After the separation of Deeg district, the residual Bharatpur district has a population of 1,475,707. The district has a sex ratio of 869 females per 1000 males. 362,948 (24.59%) lived in urban areas. Scheduled Castes and Scheduled Tribes made up 394,106 (26.71%) and 43,421 (2.94%) of the population respectively.

=== Languages ===

At the time of the 2011 census, 71.45% of the population in the residual district spoke Hindi and 27.64% Braj as their first language. Most speakers of Braj dialect record their language generically as Hindi in the census.

==Government and politics==
===Administrative divisions===
Bharatpur District has many revenue subdivisions and tehsils. They have the same names and borders, except that Weir Subdivision is divided into Weir and Bhusawar. The other ten tehsils are: Bayana, Bharatpur, Nadbai, Uchchain and Roopwas (Rupbas).

Bharatpur District: Revenue Scheme
| Subdivision | Land Record Circles (ILRCs) | Patwar Circles | Villages Occupied | Villages Abandoned | Villages Total |
|---|---|---|---|---|---|
| Bayana | 6 | 51 | 181 | 16 | 197 |
| Bharatpur | 6 | 57 | 185 | 21 | 206 |
| Kumher | 5 | 47 | 128 | 7 | 135 |
| Nadbai | 5 | 47 | 121 | 4 | 125 |
| Roopwas | 5 | 49 | 148 | 16 | 164 |
| Weir | 5 | 51 | 154 | 8 | 162 |
| Uchchain |  |  |  |  |  |
| Bhusawar |  |  |  |  |  |

==Economy ==
===Industrial areas===
Bharatpur District has been divided in six industrial areas:
1. Old Industrial Area Bharatpur
2. Brij Industrial Area Bharatpur
3. Industrial Area Bayana
4. I.I.D. Center Bayana

===Oil industries===
Bharatpur district is known not only for agriculture production but also known for oil industries. Mustard seeds and other agriculture products come to the market through mandies established by Krishi Upaj Mandi Samiti and transported all over the country. These Krishi Upaj Mandies are in Bharatpur, Nadbai, Weir, Bayana, Roopwas and Bhusawar.

There are total 554 oil mills registered in which 2317 persons are employed and Rs. 2690.84 lacs was invested.
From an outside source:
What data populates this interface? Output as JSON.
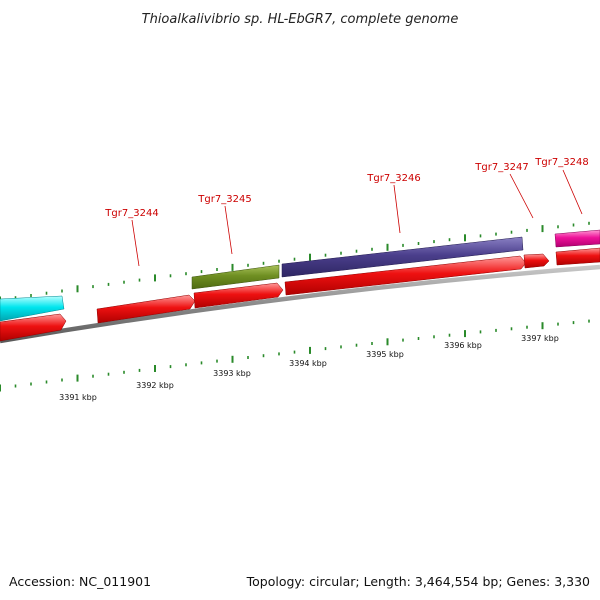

Out of these mills 78 are big units having AGMARK and rest are small oil expeller units.

===Other===
In some areas of Bharatpur District like- Hindaun & Karauli etc. stone quarrying is also practised. Many of nearby State's Forts like The Red Fort of Delhi, Agra Fort, and Fatehpur Sikari were built using local stone.

==Notable people==
- Maharaja Suraj Mal (February 1707 – 25 December 1763) was Jat ruler of Bharatpur
- Acharya Rajendrasuri (1826–1906), Jain reformer was born in Bharatpur.
- Natwar Singh (born 1931), Minister of External Affairs of India.
- Jagannath Pahadia (1932–2021), Chief Minister of Rajasthan and Governor of Haryana.

==Transport==
=== Air ===
Agra Airport at Agra, 55 km east of Bharatpur is the nearest airport.

=== Rail ===
Bharatpur Junction railway station, 5 km north of Keoladeo National Park, has regular rail services connecting Bharatpur with all the major cities such as Delhi, Mumbai, Jaipur and Agra.

=== Road===
By road, SH-33 connects it to Mathura (40 km northeast) and then via NH-44 to Delhi (184 km from Bharatpur), Agra-Jaipur Road to Agra (55 km east) and Jaipur (190 km west), SH-43 to Chambal region in the south, SH-1 (via SH-43) to Hindaun city (80 km southwest).